Life of Pi Part 1, Chapter 1 Quotes
How we cite the quotes:
Citations follow this format: (Part.Chapter.Paragraph)
Quote 1
I am not one given to projecting human traits and emotions onto animals, but many a time during that month in Brazil, looking up at sloths in repose, I felt I was in the presence of upside-down yogis deep in meditation or hermits deep in prayer, wise beings whose intense imaginative lives were beyond the reach of my scientific probing. (1.1.7)

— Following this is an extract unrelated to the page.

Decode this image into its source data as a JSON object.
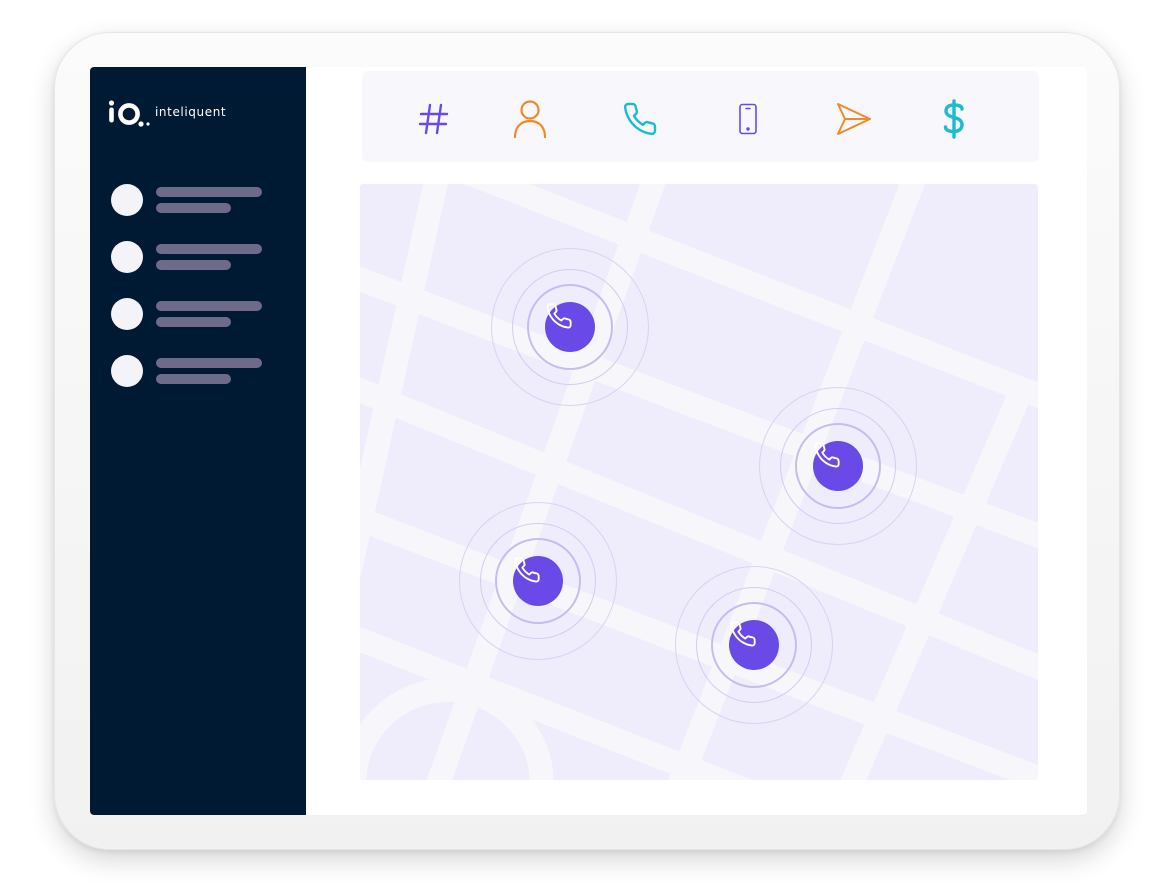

Pi often sees a deep spirituality in the animal world. At one point, Pi compares Richard Parker to a yogi (see Themes: Man and Natural World 2.61.19). It's the calm and engagement of sloths and tigers that Pi admires. Even though science leads Pi to these discoveries, it doesn't quite explain them. Pi needs religion and imagination to usher him into the spiritual lives of other beings.
Quote 2
My majors were religious studies and zoology. My fourth-year thesis for religious studies concerned certain aspects of the cosmogony theory of Isaac Luria, the great sixteenth-century Kabbalist from Safed. My zoology thesis was a functional analysis of the thyroid gland of the three-toed sloth. I chose the sloth because its demeanor – calm, quiet and introspective – did something to soothe my shattered self. (1.1.2)

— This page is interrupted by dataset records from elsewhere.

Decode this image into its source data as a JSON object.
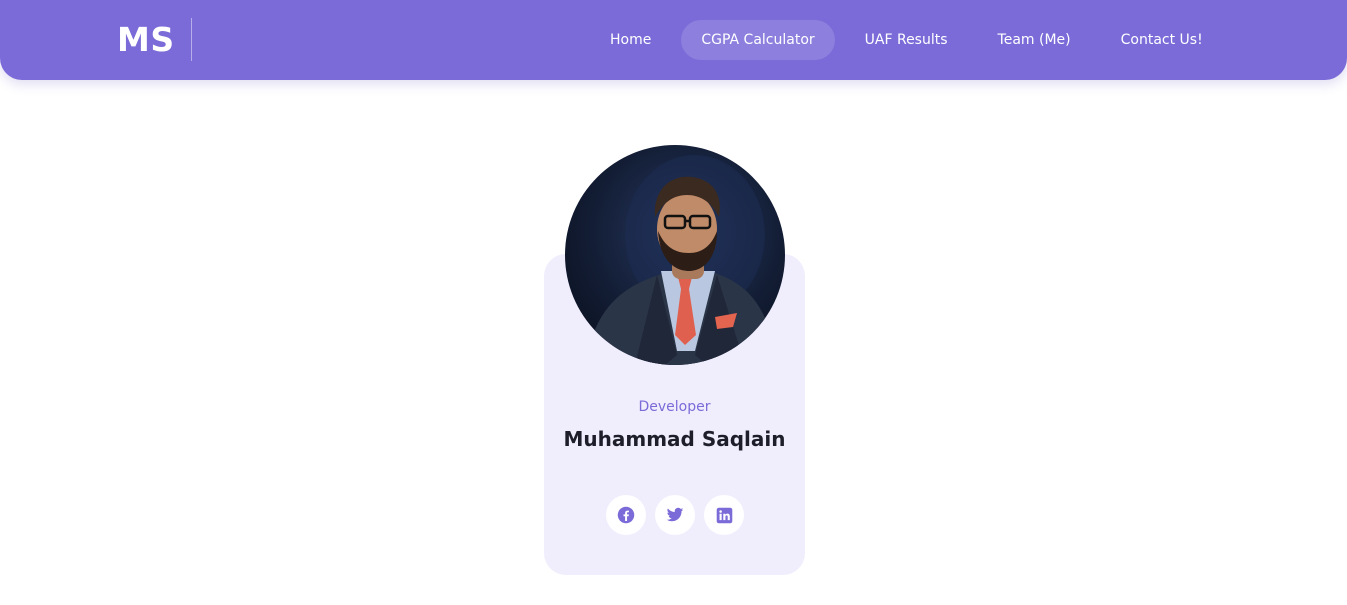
{
  "header": {
    "brand": "MS",
    "nav": [
      {
        "label": "Home",
        "active": false
      },
      {
        "label": "CGPA Calculator",
        "active": true
      },
      {
        "label": "UAF Results",
        "active": false
      },
      {
        "label": "Team (Me)",
        "active": false
      },
      {
        "label": "Contact Us!",
        "active": false
      }
    ]
  },
  "profile": {
    "role": "Developer",
    "name": "Muhammad Saqlain",
    "socials": [
      {
        "icon": "facebook-icon"
      },
      {
        "icon": "twitter-icon"
      },
      {
        "icon": "linkedin-icon"
      }
    ]
  },
  "colors": {
    "accent": "#7a6bd8",
    "card_bg": "#f0eefd",
    "text_dark": "#1e1e2a"
  }
}
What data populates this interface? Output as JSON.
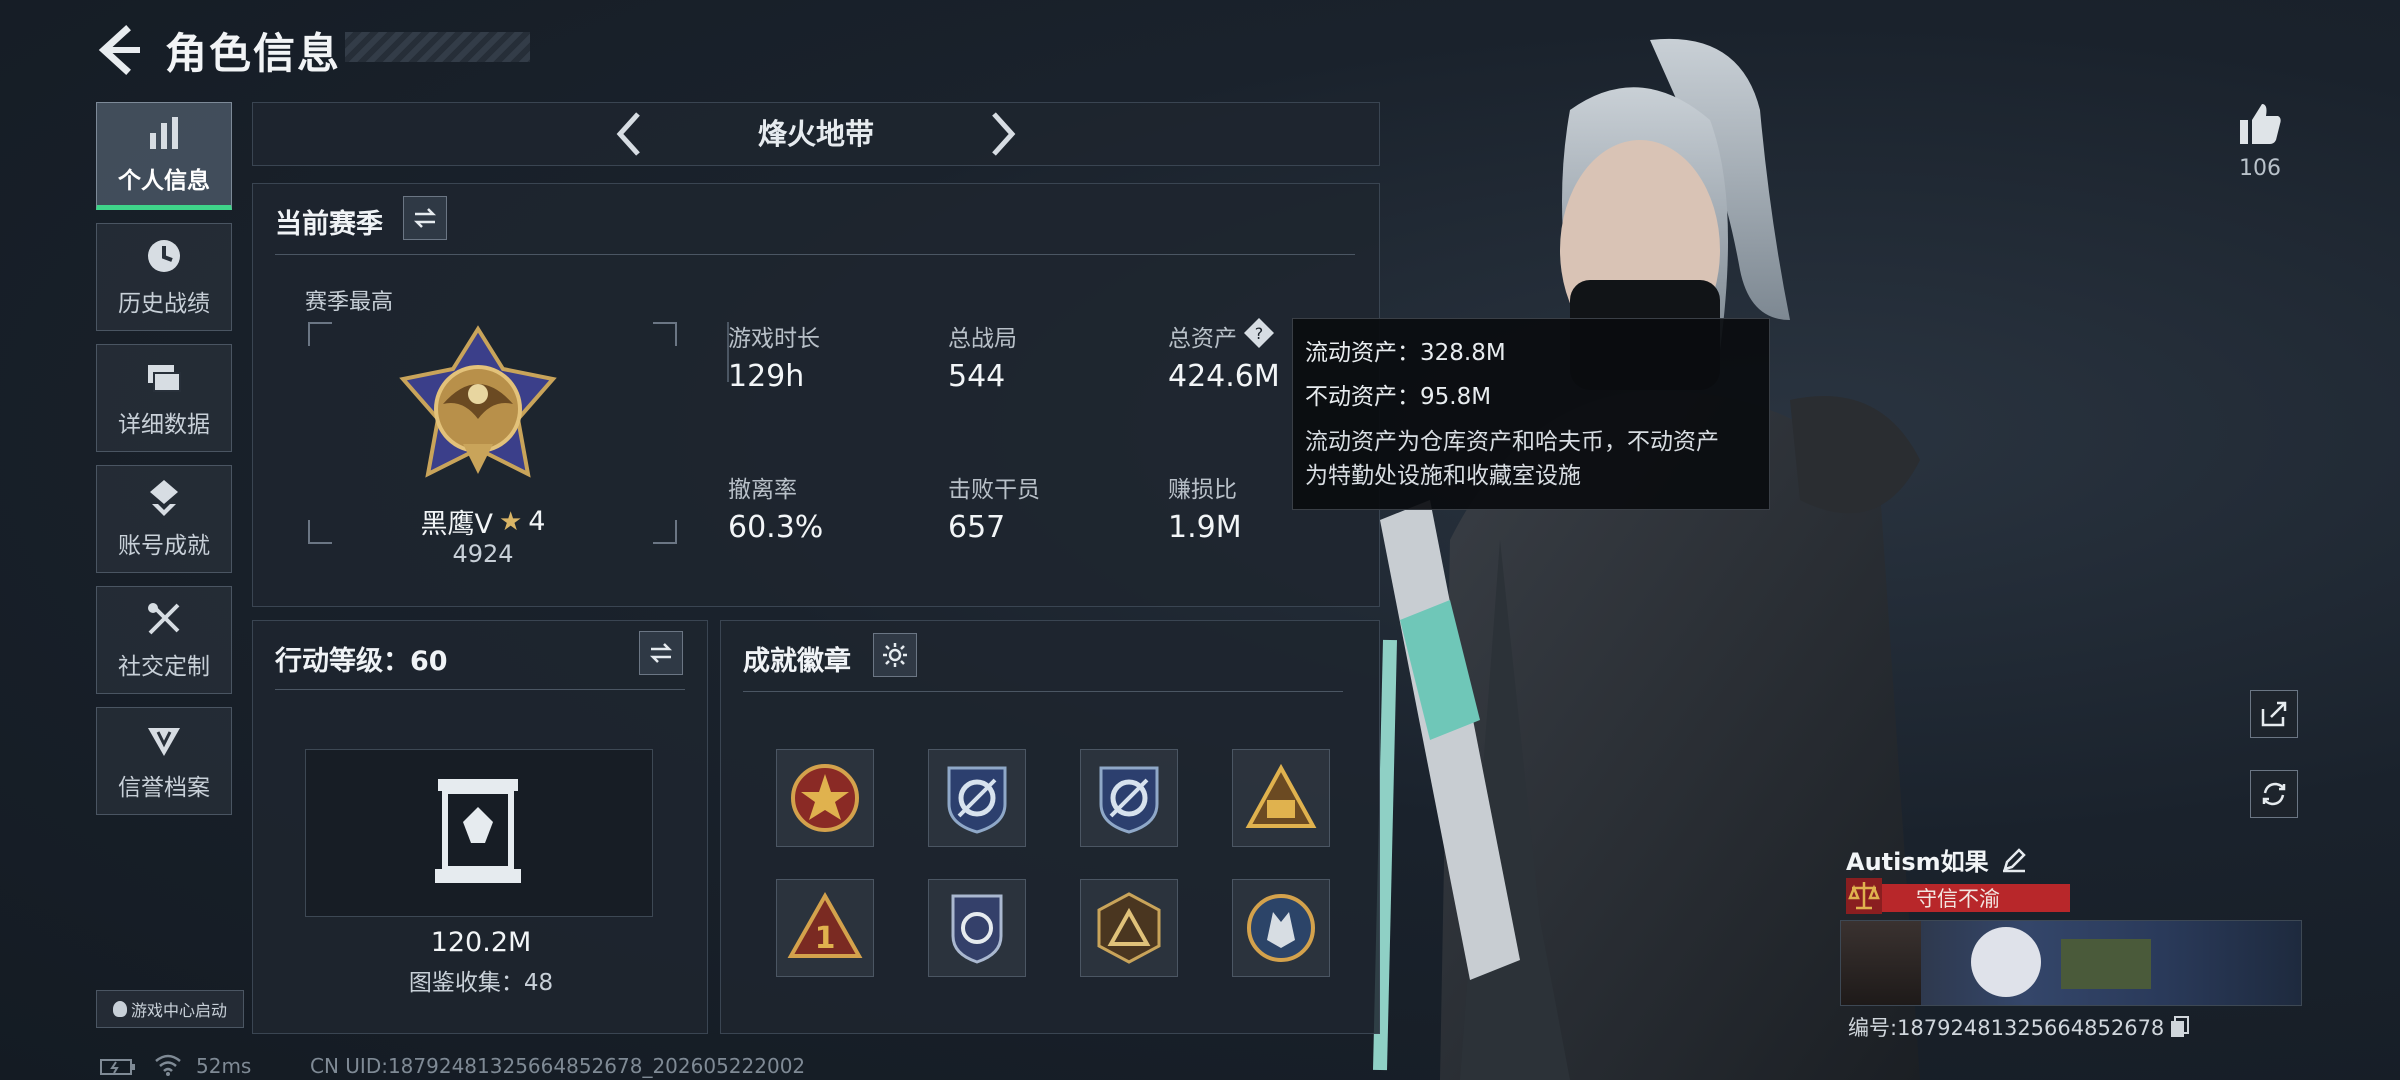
{
  "header": {
    "title": "角色信息"
  },
  "nav": {
    "items": [
      {
        "label": "个人信息",
        "icon": "bar-chart-icon",
        "active": true
      },
      {
        "label": "历史战绩",
        "icon": "clock-icon",
        "active": false
      },
      {
        "label": "详细数据",
        "icon": "cards-icon",
        "active": false
      },
      {
        "label": "账号成就",
        "icon": "achievement-icon",
        "active": false
      },
      {
        "label": "社交定制",
        "icon": "tools-icon",
        "active": false
      },
      {
        "label": "信誉档案",
        "icon": "shield-icon",
        "active": false
      }
    ],
    "launch_label": "游戏中心启动"
  },
  "mode": {
    "name": "烽火地带"
  },
  "current_season": {
    "title": "当前赛季",
    "best_label": "赛季最高",
    "rank_name": "黑鹰V",
    "rank_stars": "4",
    "rank_score": "4924",
    "stats": [
      {
        "label": "游戏时长",
        "value": "129h"
      },
      {
        "label": "总战局",
        "value": "544"
      },
      {
        "label": "总资产",
        "value": "424.6M"
      },
      {
        "label": "撤离率",
        "value": "60.3%"
      },
      {
        "label": "击败干员",
        "value": "657"
      },
      {
        "label": "赚损比",
        "value": "1.9M"
      }
    ]
  },
  "tooltip": {
    "liquid": "流动资产：328.8M",
    "fixed": "不动资产：95.8M",
    "desc_line1": "流动资产为仓库资产和哈夫币，不动资产",
    "desc_line2": "为特勤处设施和收藏室设施"
  },
  "action_level": {
    "title": "行动等级：60",
    "value": "120.2M",
    "collection": "图鉴收集：48"
  },
  "achievements": {
    "title": "成就徽章",
    "badges": [
      "star-emblem-icon",
      "gear-emblem-icon",
      "gear-emblem-icon",
      "triangle-emblem-icon",
      "rank-one-icon",
      "shield-emblem-icon",
      "pyramid-emblem-icon",
      "wolf-emblem-icon"
    ]
  },
  "profile": {
    "likes": "106",
    "name": "Autism如果",
    "motto": "守信不渝",
    "id_text": "编号:18792481325664852678"
  },
  "status_bar": {
    "ping": "52ms",
    "uid": "CN UID:18792481325664852678_202605222002"
  },
  "colors": {
    "accent_green": "#3fd58a",
    "motto_red": "#b8272a"
  }
}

Martel couldn't mix science and religion any more conspicuously: "My majors were religious studies and zoology." But he does subtly intermingle the two in the sentences that follow. Isaac Luria is a mystic but he's also obsessed with how the universe began, which happens to be a scientific endeavor. The thyroid glands of three-toed sloths clearly sounds like zoology. The demeanor of the sloth, however, adds spiritual interest. Pi can't stay away from religion. He also can't stay away from science.
Quote 3
I never had problems with my fellow scientists. Scientists are a friendly, atheistic, hard-working, beer-drinking lot whose minds are preoccupied with sex, chess and baseball when they are not preoccupied with science. (1.1.9)
Pi has just criticized his fellow religious-studies students for being "muddled agnostics" and "in the thrall of reason." Here he praises his fellow scientists. Does Pi consider science a type of faith? What is it that he admires about his scientist friends? And why does he have such a distaste for agnosticism?
Quote 4
My life is like a memento mori painting from European art: there is always a grinning skull at my side to remind me of the folly of human ambition. I mock this skull. I look at it and I say, "You've got the wrong fellow. You may not believe in life, but I don't believe in death. Move on!" (1.1.11)
A "memento mori" is an object – such as a skull – used to remind us of death. We know, we know: European art can be so gloomy. Here Pi says his own life has become a memento mori painting. Meaning, the events of his life only seem to remind him of death. But Pi doesn't stop there. True to form, Pi mocks his memento mori and says he doesn't "believe in death." Can you blame him? He survived for 227 days on the ocean. Death be not proud and all that.
Quote 5
Richard Parker has stayed with me. I've never forgotten him. Dare I say I miss him? I do. I miss him. I still see him in my dreams. They are nightmares mostly, but nightmares tinged with love. Such is the strangeness of the human heart. (1.1.14)
Stockholm Syndrome anyone? While it's probably reductive to say Pi has fallen head over heels in love with his captor, Pi's admission does lay bare the "strangeness of the human heart." Is it some type of madness to love the creature who, at any point during your harrowing 227 days together on a lifeboat, might have mauled you to death? Pi could respond: and so it goes with God. We duly note here that Richard Parker did not maul Pi. Nonetheless, "nightmares tinged with love" border on madness.